Hi, Thanks for your great work! When I fine-tune InternLM-XComposer2(unfreeze the proj and the whole LLM, freeze vit). In order to avoid OOM, I use zero3 and offload the optimizer to CPU(by modifying the https://github.com/InternLM/InternLM-XComposer/blob/main/InternLM-XComposer-2.0/finetune/ds_config_zero2.json#L17 to cpu). I find an error as following. The original ds_config_zero2.json will not raise this. How can I solve it.

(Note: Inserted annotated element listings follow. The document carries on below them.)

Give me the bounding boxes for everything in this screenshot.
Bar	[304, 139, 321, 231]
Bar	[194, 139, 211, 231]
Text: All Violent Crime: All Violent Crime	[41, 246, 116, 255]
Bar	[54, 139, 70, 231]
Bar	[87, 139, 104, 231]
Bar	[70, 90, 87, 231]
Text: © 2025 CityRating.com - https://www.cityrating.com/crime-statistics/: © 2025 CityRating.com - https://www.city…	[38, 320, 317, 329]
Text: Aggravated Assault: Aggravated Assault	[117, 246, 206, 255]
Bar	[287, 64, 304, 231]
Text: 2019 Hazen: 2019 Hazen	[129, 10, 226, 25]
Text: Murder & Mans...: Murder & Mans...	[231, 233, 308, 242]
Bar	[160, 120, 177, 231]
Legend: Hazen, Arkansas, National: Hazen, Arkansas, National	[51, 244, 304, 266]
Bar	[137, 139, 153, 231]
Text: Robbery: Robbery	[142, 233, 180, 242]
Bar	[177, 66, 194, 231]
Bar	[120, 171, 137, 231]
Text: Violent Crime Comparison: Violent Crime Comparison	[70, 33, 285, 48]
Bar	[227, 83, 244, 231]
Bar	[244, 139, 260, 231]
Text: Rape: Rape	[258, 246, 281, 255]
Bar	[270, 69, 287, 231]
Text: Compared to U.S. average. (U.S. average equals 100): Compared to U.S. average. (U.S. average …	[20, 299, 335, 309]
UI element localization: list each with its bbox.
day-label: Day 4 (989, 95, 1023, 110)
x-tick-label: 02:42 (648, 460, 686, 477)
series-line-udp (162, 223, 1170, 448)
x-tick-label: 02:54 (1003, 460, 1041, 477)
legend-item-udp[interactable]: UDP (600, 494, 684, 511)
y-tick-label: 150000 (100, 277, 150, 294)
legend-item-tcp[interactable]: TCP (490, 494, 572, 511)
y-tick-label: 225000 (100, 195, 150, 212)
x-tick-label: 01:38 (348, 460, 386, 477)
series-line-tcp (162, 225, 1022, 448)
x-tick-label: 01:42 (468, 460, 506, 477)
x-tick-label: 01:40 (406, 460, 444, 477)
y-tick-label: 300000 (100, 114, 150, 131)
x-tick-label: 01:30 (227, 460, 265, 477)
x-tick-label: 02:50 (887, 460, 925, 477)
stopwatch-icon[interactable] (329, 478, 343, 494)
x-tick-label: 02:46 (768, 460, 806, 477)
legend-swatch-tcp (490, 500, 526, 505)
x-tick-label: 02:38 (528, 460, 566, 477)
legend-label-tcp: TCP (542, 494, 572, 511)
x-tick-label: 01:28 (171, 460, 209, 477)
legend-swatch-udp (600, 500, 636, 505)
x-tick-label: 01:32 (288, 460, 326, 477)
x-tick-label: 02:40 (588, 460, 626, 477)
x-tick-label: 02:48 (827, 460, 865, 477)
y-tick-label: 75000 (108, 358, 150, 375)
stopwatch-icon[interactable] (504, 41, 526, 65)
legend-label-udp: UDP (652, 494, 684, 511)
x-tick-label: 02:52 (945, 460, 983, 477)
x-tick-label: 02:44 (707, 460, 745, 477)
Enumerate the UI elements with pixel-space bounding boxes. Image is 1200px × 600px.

Thanks for your advice and reply!

Error Message:

Traceback (most recent call last):
  File "/data/FinAi_Mapping_Knowledge/qiyiyan/qbw/ChartLLM/InternLM-XComposer/finetune/finetune_smoe.py", line 396, in <module>
    train()
  File "/data/FinAi_Mapping_Knowledge/qiyiyan/qbw/ChartLLM/InternLM-XComposer/finetune/finetune_smoe.py", line 297, in train
    model = transformers.AutoModelForCausalLM.from_pretrained(
  File "/data/FinAi_Mapping_Knowledge/qiyiyan/miniconda3/envs/intern_clean/lib/python3.9/site-packages/transformers/models/auto/auto_factory.py", line 558, in from_pretrained
    return model_class.from_pretrained(
  File "/data/FinAi_Mapping_Knowledge/qiyiyan/miniconda3/envs/intern_clean/lib/python3.9/site-packages/transformers/modeling_utils.py", line 2966, in from_pretrained
    model = cls(config, *model_args, **model_kwargs)

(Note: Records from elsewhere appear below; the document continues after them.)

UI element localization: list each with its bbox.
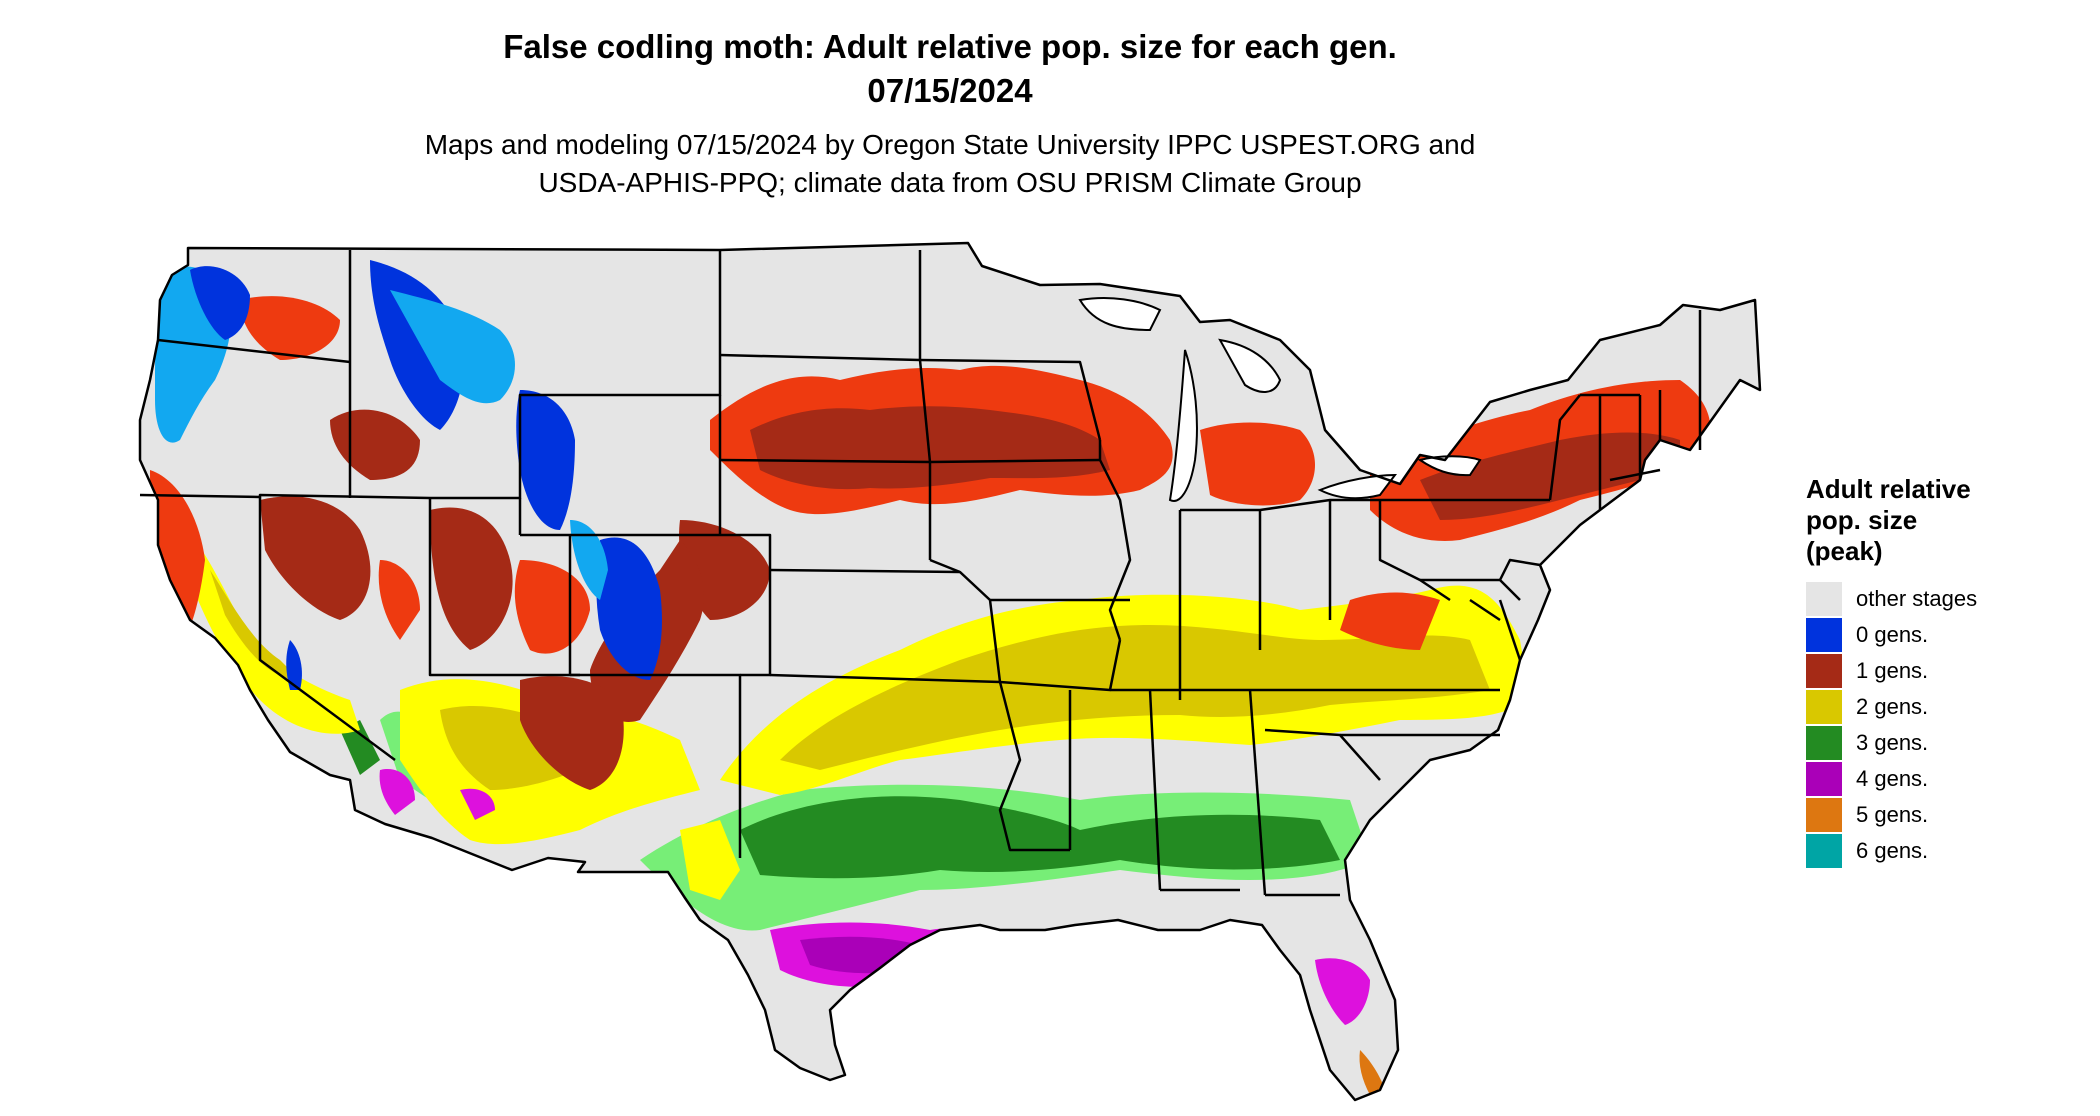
legend-label: 0 gens. (1856, 622, 1929, 647)
legend-swatch (1806, 798, 1842, 832)
legend-swatch (1806, 582, 1842, 616)
legend-item: 1 gens. (1806, 653, 2086, 689)
great-lakes (1078, 297, 1482, 502)
legend-item: 3 gens. (1806, 725, 2086, 761)
legend-swatch (1806, 726, 1842, 760)
legend-label: 3 gens. (1856, 730, 1929, 755)
legend-title-line1: Adult relative (1806, 474, 1971, 504)
map-date: 07/15/2024 (867, 72, 1033, 109)
legend-item: 5 gens. (1806, 797, 2086, 833)
legend-swatch (1806, 690, 1842, 724)
legend-label: 6 gens. (1856, 838, 1929, 863)
map-title: False codling moth: Adult relative pop. … (503, 28, 1397, 65)
legend-title-line2: pop. size (1806, 505, 1918, 535)
legend-label: 4 gens. (1856, 766, 1929, 791)
map-legend: Adult relative pop. size (peak) other st… (1806, 474, 2086, 869)
map-subtitle-line1: Maps and modeling 07/15/2024 by Oregon S… (424, 129, 1476, 160)
state-borders (138, 241, 1762, 1102)
legend-item: 0 gens. (1806, 617, 2086, 653)
legend-title-line3: (peak) (1806, 536, 1883, 566)
legend-label: 2 gens. (1856, 694, 1929, 719)
legend-swatch (1806, 834, 1842, 868)
legend-label: 1 gens. (1856, 658, 1929, 683)
legend-label: other stages (1856, 586, 1978, 611)
zone-1-gens (150, 296, 1711, 790)
legend-item: other stages (1806, 581, 2086, 617)
map-subtitle-line2: USDA-APHIS-PPQ; climate data from OSU PR… (538, 167, 1362, 198)
zone-0-gens (155, 260, 662, 690)
legend-title: Adult relative pop. size (peak) (1806, 474, 2086, 567)
legend-item: 6 gens. (1806, 833, 2086, 869)
zone-5-gens (839, 1000, 1385, 1095)
legend-item: 2 gens. (1806, 689, 2086, 725)
legend-item: 4 gens. (1806, 761, 2086, 797)
legend-swatch (1806, 654, 1842, 688)
legend-items: other stages 0 gens. 1 gens. 2 gens. 3 gens.… (1806, 581, 2086, 869)
legend-swatch (1806, 762, 1842, 796)
legend-label: 5 gens. (1856, 802, 1929, 827)
legend-swatch (1806, 618, 1842, 652)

  File "/data/FinAi_Mapping_Knowledge/qiyiyan/miniconda3/envs/intern_clean/lib/python3.9/site-packages/deepspeed/runtime/zero/partition_parameters.py", line 506, in wrapper
    f(module, *args, **kwargs)
  File "/data/FinAi_Mapping_Knowledge/qiyiyan/qbw/cache/huggingface/modules/transformers_modules/internlm-xcomposer2-vl-7b/modeling_internlm_xcomposer2.py", line 67, in __init__
    self.vit = build_vision_tower()
  File "/data/FinAi_Mapping_Knowledge/qiyiyan/qbw/cache/huggingface/modules/transformers_modules/internlm-xcomposer2-vl-7b/build_mlp.py", line 11, in build_vision_tower
    return CLIPVisionTower(vision_tower)
  File "/data/FinAi_Mapping_Knowledge/qiyiyan/miniconda3/envs/intern_clean/lib/python3.9/site-packages/deepspeed/runtime/zero/partition_parameters.py", line 506, in wrapper
    f(module, *args, **kwargs)
  File "/data/FinAi_Mapping_Knowledge/qiyiyan/qbw/cache/huggingface/modules/transformers_modules/internlm-xcomposer2-vl-7b/build_mlp.py", line 59, in __init__
    self.resize_pos()
  File "/data/FinAi_Mapping_Knowledge/qiyiyan/qbw/cache/huggingface/modules/transformers_modules/internlm-xcomposer2-vl-7b/build_mlp.py", line 85, in resize_pos
    pos_tokens = pos_tokens.reshape(-1, orig_size, orig_size,
RuntimeError: cannot reshape tensor of 0 elements into shape [-1, 24, 24, 0] because the unspecified dimension size -1 can be any value and is ambiguous
YerongLi commented 6 days ago

I got a similar error, did you manage to fix this?